Sabemos melhor, hoje, que falar de sucesso académico requer a garantia das mesmas condições de aprendizagem para todos os alunos. Infelizmente, não obstante a boa vontade, empenho e a força hercúlea de muitos, tal não aconteceu. A solução encontrada, de emergência, claramente contribuiu para uma ainda maior exclusão de alguns! Todos trabalhamos para não excluir ou deixar alguém para trás. Mas, à medida que as semanas foram passando, percebemos que todos os dias perdíamos mais alguém. O #EstudoEmCasa foi uma solução atraente numa primeira fase. Contudo, aos poucos, também foi perdendo algum do interesse que inicialmente motivou. As razões são múltiplas, mas objetivamente compreensíveis, dada a envolvência e os contextos.

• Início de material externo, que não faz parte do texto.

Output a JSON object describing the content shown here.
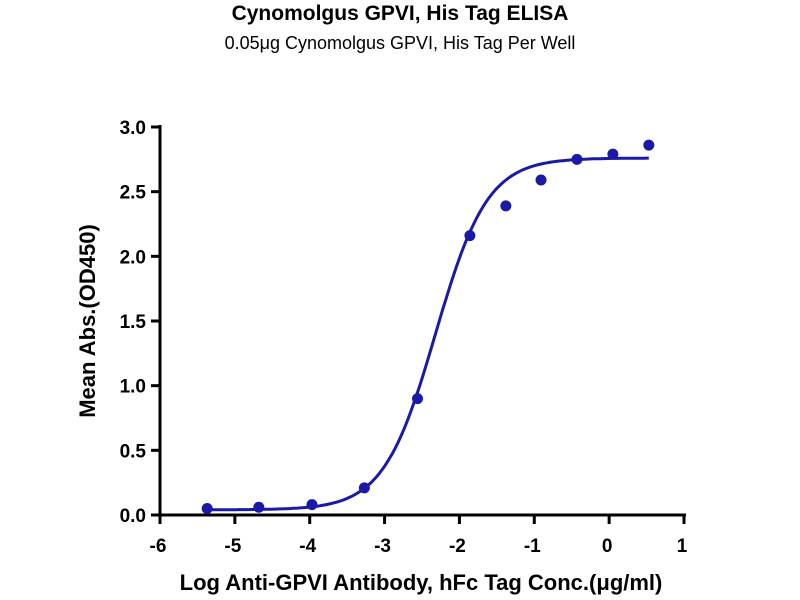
{
  "chart_data": {
    "type": "scatter",
    "title": "Cynomolgus GPVI, His Tag ELISA",
    "subtitle": "0.05μg Cynomolgus GPVI, His Tag Per Well",
    "xlabel": "Log Anti-GPVI Antibody, hFc Tag Conc.(μg/ml)",
    "ylabel": "Mean Abs.(OD450)",
    "xlim": [
      -6,
      1
    ],
    "ylim": [
      0,
      3.0
    ],
    "xticks": [
      "-6",
      "-5",
      "-4",
      "-3",
      "-2",
      "-1",
      "0",
      "1"
    ],
    "yticks": [
      "0.0",
      "0.5",
      "1.0",
      "1.5",
      "2.0",
      "2.5",
      "3.0"
    ],
    "grid": false,
    "color": "#1a1aa6",
    "points": {
      "x": [
        -5.37,
        -4.68,
        -3.97,
        -3.27,
        -2.56,
        -1.86,
        -1.38,
        -0.91,
        -0.43,
        0.05,
        0.53
      ],
      "y": [
        0.05,
        0.06,
        0.08,
        0.21,
        0.9,
        2.16,
        2.39,
        2.59,
        2.75,
        2.79,
        2.86
      ]
    },
    "fit": {
      "model": "4PL",
      "bottom": 0.04,
      "top": 2.76,
      "logEC50": -2.32,
      "hill": 1.25,
      "x_range": [
        -5.37,
        0.53
      ]
    }
  }
}
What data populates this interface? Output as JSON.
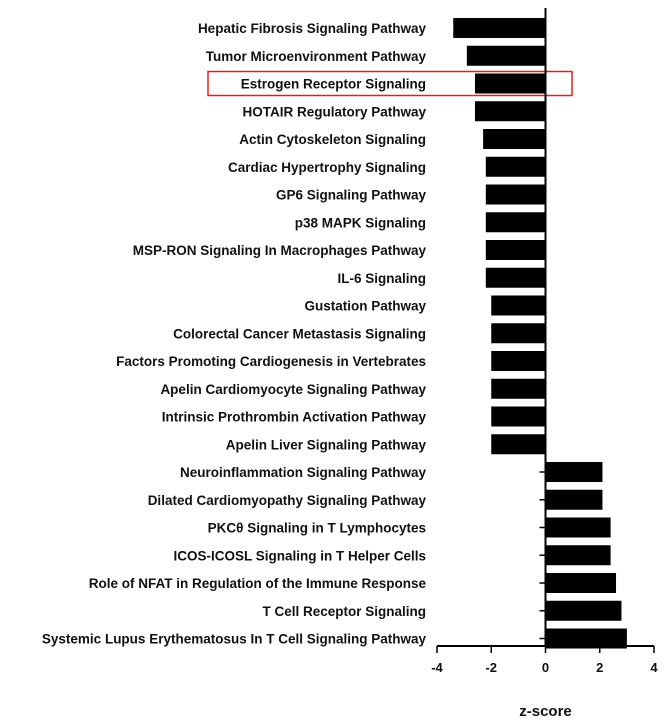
{
  "chart_data": {
    "type": "bar",
    "orientation": "horizontal",
    "categories": [
      "Hepatic Fibrosis Signaling Pathway",
      "Tumor Microenvironment Pathway",
      "Estrogen Receptor Signaling",
      "HOTAIR Regulatory Pathway",
      "Actin Cytoskeleton Signaling",
      "Cardiac Hypertrophy Signaling",
      "GP6 Signaling Pathway",
      "p38 MAPK Signaling",
      "MSP-RON Signaling In Macrophages Pathway",
      "IL-6 Signaling",
      "Gustation Pathway",
      "Colorectal Cancer Metastasis Signaling",
      "Factors Promoting Cardiogenesis in Vertebrates",
      "Apelin Cardiomyocyte Signaling Pathway",
      "Intrinsic Prothrombin Activation Pathway",
      "Apelin Liver Signaling Pathway",
      "Neuroinflammation Signaling Pathway",
      "Dilated Cardiomyopathy Signaling Pathway",
      "PKCθ Signaling in T Lymphocytes",
      "ICOS-ICOSL Signaling in T Helper Cells",
      "Role of NFAT in Regulation of the Immune Response",
      "T Cell Receptor Signaling",
      "Systemic Lupus Erythematosus In T Cell Signaling Pathway"
    ],
    "values": [
      -3.4,
      -2.9,
      -2.6,
      -2.6,
      -2.3,
      -2.2,
      -2.2,
      -2.2,
      -2.2,
      -2.2,
      -2.0,
      -2.0,
      -2.0,
      -2.0,
      -2.0,
      -2.0,
      2.1,
      2.1,
      2.4,
      2.4,
      2.6,
      2.8,
      3.0
    ],
    "highlighted_category": "Estrogen Receptor Signaling",
    "xlabel": "z-score",
    "ylabel": "",
    "title": "",
    "xlim": [
      -4,
      4
    ],
    "xticks": [
      -4,
      -2,
      0,
      2,
      4
    ],
    "grid": false,
    "bar_color": "#000000",
    "highlight_color": "#e0201b"
  }
}
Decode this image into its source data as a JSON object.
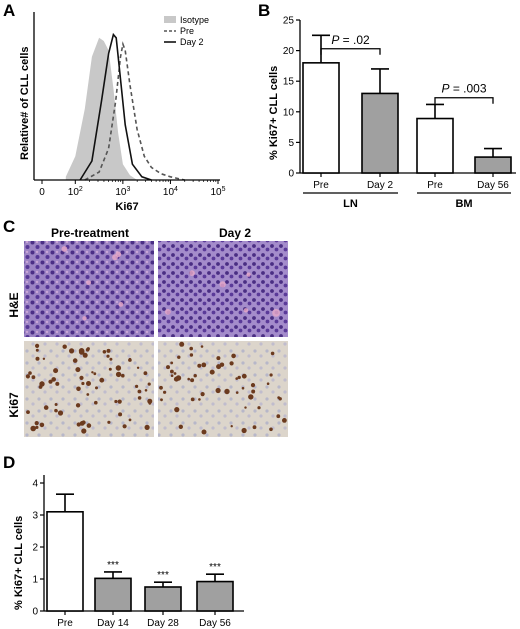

“O que me é permitido esperar?”
Não sabemos o que o futuro próximo nos reserva. Sabemos que teremos de estar preparados para recorrer a soluções semelhantes àquelas que utilizamos para concluir o presente ano letivo. Por muito otimistas que possamos ser, atendendo aos sinais, claros, de que esta pandemia nos oferece, é muito provável que o próximo ano letivo tenha de ser desenhado para coexistirem as aulas presenciais e as aulas à distância.
Assim, à partida, urge prevenir situações que possam conduzir ao insucesso de alguns. Desde logo, proteger os mais novos. Os alunos do 1.º ciclo, nomeadamente nos dois primeiros anos, precisam de aulas presenciais. Depois, disponibilizar os meios telemáticos para que todos os alunos e professores possam estar em pé de igualdade. Paralelamente, reduzir o número de alunos por turma e garantir a contratação de todos os professores necessários para que, num cenário-limite, possam ser criadas todas as condições de aprendizagem exigidas por este complexo contexto que vivemos.
Porque por estes dias, os primeiros após o encerramento do mais estranho ano letivo, são disponibilizados os rankings dos resultados das escolas, é importante também lembrar que, como refere François Dubuet, “a escola mais justa não é somente aquela que anula, o mais justamente possível, a reprodução das desigualdades sociais e promove o verdadeiro mérito, é sobretudo aquela que garante o nível de ensino mais elevado ao maior número de alunos e, sobretudo, aos alunos mais fracos”.
No atual contexto de pandemia, todos percebemos que os rankings agora publicados apenas têm em conta dados que estão desajustados. Por mais que as escolas se esforcem, num tempo como este, é impossível dar respostas diferenciadas a alunos que não dispõem de recursos. É difícil garantir que princípios fundamentais de justiça social, como igualdade e equidade, possam ser praticados. Os rankings há muito que são questionados por muitos e por várias razões, mas este ano, atendendo às circunstâncias tão extraordinárias que a todos afetam, não passam de fogo-fátuo.